On a crisp fall day in October of 1862, a precocious seventeen-year-old boy went into a bookshop in his hometown of Hagerstown, Maryland, and purchased a composition book.
Into his new diary, John R. King would steadfastly record what he did, saw and heard daily, as the Civil War raged around him. During May of 1862, after learning the photography trade, John took portraits of Union soldiers stationed in the Shenandoah Valley.
Then, on May 23, 1862, when he heard the sounds of battle, he attempted to flee on a wagon. He was soon captured by Stonewall Jackson's troops. His treasured diary was taken.

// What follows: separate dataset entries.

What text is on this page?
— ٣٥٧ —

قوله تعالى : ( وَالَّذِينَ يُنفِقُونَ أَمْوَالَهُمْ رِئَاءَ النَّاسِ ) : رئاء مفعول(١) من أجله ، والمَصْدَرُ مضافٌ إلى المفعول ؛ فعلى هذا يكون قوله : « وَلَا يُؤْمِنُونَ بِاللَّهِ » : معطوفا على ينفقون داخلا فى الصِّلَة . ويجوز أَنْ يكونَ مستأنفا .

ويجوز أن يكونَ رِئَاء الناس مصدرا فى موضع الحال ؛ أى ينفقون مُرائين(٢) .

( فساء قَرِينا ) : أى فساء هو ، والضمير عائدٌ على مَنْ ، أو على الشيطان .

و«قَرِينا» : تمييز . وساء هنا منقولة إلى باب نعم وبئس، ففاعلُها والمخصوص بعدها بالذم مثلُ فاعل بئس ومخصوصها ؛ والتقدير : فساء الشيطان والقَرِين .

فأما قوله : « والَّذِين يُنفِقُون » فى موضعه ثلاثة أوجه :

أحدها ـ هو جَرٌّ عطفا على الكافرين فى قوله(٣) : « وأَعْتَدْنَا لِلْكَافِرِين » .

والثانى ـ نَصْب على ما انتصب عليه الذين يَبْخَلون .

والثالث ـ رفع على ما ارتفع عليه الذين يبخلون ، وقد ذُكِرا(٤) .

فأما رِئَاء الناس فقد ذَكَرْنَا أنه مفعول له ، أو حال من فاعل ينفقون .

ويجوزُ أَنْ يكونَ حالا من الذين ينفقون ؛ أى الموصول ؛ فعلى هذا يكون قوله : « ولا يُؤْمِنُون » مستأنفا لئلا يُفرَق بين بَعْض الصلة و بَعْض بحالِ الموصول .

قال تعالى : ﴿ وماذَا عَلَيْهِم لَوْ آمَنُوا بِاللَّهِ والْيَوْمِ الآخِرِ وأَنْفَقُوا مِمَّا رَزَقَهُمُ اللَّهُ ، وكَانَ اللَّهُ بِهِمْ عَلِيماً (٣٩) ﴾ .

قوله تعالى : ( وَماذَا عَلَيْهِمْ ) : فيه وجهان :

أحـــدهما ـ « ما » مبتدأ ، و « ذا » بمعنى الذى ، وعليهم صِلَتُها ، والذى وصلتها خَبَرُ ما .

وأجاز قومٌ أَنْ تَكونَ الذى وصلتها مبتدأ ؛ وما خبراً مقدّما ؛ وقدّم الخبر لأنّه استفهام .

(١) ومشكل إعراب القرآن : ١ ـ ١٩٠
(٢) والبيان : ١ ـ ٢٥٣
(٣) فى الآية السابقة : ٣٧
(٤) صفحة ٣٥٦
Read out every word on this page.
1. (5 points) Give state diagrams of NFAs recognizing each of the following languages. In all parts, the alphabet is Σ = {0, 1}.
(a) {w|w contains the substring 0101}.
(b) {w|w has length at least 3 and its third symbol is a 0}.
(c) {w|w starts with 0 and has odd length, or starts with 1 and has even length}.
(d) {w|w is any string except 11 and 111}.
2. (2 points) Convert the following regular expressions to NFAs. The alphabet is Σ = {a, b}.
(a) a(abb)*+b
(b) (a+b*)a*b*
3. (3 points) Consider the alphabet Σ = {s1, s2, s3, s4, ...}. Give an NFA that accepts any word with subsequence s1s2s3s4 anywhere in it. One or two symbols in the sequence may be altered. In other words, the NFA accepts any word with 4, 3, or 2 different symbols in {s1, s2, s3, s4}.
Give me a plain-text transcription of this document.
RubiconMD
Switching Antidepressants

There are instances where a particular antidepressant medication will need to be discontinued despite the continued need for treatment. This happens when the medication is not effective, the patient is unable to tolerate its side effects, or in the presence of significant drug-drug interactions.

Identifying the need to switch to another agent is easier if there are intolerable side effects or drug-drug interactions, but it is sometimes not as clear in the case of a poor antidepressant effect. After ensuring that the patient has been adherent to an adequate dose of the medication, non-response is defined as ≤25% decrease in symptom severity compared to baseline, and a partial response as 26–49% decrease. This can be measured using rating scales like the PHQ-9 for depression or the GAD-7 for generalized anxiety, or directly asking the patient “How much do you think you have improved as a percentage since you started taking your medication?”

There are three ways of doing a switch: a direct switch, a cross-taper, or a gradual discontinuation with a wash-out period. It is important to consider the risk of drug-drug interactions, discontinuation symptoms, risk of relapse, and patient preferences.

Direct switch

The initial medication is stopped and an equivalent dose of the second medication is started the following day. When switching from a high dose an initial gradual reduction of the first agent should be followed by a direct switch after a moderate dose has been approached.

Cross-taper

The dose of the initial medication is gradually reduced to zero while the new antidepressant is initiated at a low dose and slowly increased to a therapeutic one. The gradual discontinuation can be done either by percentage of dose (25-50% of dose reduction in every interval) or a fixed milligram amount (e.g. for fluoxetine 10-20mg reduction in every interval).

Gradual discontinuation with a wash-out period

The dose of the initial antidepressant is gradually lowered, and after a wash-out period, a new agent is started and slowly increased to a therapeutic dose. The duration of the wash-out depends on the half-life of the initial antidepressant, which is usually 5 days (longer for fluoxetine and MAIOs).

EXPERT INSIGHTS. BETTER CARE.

Force marched to a Confederate prison, John vowed revenge. Two weeks after escaping from captivity, John joined the Union Army. He fought with fury, courage and valor, was wounded three times and became a war hero. Later, John was not only appointed by two presidents to prestigious positions in the Pension Bureau, but he also became leader of the Grand Army of the Republic.
After being lost for 150 years, his diary was recently discovered and is now being published.
ABOUT THE AUTHOR(S)
Donald B. Jenkins was born and raised in Northern Virginia. As a boy, he developed an interest in the Civil War and later joined a county historical society. He holds a B.A. degree from UVa and a M.A. from George Mason University. He served thirty-two years in various public service positions with the Commonwealth of Virginia. Concurrently, as a hobby, he began collecting, researching and occasionally selling Civil War items, nineteenth-century American pottery and antique country furniture. In 2008, he retired from public service and began writing his book. Donald resides in Falls Church, Virginia, with his wife.